Netherlands PM uses Britain's Brexit 'chaos' as cautionary tale

Mark Rutte
Mark Rutte said his country was a ‘fragile vase’ that can easily break. Photograph: Anadolu Agency/Getty Images

The Dutch prime minister, Mark Rutte, has written an open letter to the people of the Netherlands holding up Britain’s Brexit “chaos” as a cautionary example of what can go wrong when a nation fails to pull together for the common good.

In a full-page advert in the Algemeen Dagblad, Rutte said he saw the Netherlands, “a country that isn’t perfect but where we do make progress”, as a “precious possession” that belonged to everyone but “was brittle … and can easily break”.

He compared the country to “a fragile vase” held by its 17 million “ordinary and exceptional” citizens who “do not only want a good life for themselves and those around them, but also want to contribute to the happiness of others”.

Making sure the vase stays in one piece often requires “compromises … in which difficult problems are solved in a sensible way,” he said: “I almost never get my way. I water down my demands because I have a responsibility to keep that vase intact.”

People who refuse to compromise and work together are “gripping the vase so tightly that it breaks”, Rutte, who has been prime minister since 2010, continued. There were examples of societies that have collectively “dropped the vase”, he said.

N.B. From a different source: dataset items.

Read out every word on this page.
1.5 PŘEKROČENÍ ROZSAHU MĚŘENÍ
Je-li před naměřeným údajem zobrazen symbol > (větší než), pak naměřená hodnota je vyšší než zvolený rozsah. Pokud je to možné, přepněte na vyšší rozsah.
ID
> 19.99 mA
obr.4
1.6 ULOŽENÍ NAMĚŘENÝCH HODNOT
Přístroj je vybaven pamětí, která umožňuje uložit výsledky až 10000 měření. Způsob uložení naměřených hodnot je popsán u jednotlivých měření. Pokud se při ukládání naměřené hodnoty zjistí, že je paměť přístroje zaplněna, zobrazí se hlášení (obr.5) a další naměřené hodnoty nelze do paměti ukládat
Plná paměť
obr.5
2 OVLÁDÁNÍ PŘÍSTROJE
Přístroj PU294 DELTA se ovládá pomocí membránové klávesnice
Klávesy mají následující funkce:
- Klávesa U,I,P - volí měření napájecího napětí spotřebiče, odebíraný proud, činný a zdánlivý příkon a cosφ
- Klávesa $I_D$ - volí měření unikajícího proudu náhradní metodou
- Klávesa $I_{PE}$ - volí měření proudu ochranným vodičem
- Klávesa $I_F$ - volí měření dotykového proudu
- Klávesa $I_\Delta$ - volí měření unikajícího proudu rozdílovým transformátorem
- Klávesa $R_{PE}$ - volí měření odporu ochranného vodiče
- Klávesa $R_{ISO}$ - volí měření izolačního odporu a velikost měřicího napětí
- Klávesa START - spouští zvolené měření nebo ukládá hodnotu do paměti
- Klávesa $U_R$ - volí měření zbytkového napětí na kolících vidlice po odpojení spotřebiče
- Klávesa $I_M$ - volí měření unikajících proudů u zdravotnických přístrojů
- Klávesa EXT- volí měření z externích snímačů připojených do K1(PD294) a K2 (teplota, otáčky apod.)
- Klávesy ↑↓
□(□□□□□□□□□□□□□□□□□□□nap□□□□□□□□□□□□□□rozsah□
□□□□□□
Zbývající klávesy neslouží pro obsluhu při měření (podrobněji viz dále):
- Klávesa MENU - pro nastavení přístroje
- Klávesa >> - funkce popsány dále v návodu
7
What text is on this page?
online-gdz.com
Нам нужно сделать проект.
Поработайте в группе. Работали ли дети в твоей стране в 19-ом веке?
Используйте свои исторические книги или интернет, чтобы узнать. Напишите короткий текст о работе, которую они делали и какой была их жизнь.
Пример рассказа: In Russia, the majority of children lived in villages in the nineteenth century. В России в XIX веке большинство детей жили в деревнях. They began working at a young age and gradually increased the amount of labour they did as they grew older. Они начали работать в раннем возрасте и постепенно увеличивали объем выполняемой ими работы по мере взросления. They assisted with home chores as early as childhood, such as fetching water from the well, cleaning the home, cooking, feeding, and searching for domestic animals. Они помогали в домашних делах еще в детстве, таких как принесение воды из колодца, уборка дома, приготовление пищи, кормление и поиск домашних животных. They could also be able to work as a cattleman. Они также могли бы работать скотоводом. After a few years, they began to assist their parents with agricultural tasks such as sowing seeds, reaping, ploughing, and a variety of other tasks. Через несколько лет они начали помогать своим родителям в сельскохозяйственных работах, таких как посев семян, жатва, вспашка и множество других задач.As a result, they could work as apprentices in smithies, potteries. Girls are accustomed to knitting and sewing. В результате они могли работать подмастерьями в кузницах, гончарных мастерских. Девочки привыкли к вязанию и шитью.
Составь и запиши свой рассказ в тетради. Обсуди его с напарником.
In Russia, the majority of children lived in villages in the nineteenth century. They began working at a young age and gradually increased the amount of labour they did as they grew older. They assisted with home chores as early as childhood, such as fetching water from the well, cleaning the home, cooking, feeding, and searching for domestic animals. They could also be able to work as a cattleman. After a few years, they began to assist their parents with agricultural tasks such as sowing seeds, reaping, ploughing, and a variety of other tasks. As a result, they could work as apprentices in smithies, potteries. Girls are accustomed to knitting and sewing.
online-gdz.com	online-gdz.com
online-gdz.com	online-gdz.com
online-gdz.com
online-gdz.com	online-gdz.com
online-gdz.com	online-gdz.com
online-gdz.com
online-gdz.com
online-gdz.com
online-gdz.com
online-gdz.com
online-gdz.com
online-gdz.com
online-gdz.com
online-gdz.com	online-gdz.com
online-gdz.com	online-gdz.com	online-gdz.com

“Look at Britain. There, the country’s politicians and people have forgotten what they have achieved together. And now they are caught up in chaos,” Rutte wrote.

The Hague was Theresa May’s first stop on her unsuccessful whistle-stop tour last week aimed at winning concessions – or at least assurances – from EU leaders that would allow her to get her Brexit deal past a mutinous House of Commons.

The Netherlands, a major trading partner and longstanding EU ally of the UK, has been watching the confusion surrounding Brexit with increasing concern. Analysts have calculated a no-deal Brexit would knock 4.25% off Dutch GDP.

Rutte was one of several EU leaders to publicly defend May’s dogged perseverance to get her deal through parliament at last week’s Brussels summit, saying she was “an able leader” for whose “tenacity and resilience … I have the highest admiration”.

Nonetheless, he added in his comments in English, the bloc could not and would not renegotiate: “The deal is there because of the red lines the UK itself drew. So this is the only deal possible, the best deal for both the UK and the EU given those red lines.”

In his summit remarks to Dutch reporters, however, Rutte warned against any Dutch attempt to leave the EU. “If anyone in the Netherlands thinks Nexit is a good idea,” he said, “just look at England and see the enormous damage it does.”

In his letter on Monday, he compared those stirring up division in the Netherlands to “screaming sideline football dads”. There were plenty in politics, he said, “shouting stuff into microphones because they know there will never be a majority for it, so they need never be responsible for the consequences”.

Rutte’s letter comes four months before provincial elections that will determine the composition of the senate. His fragile coalition government has a majority of just one seat in the upper house which it is widely forecast to lose, forcing it to seek support from opposition parties to pass legislation.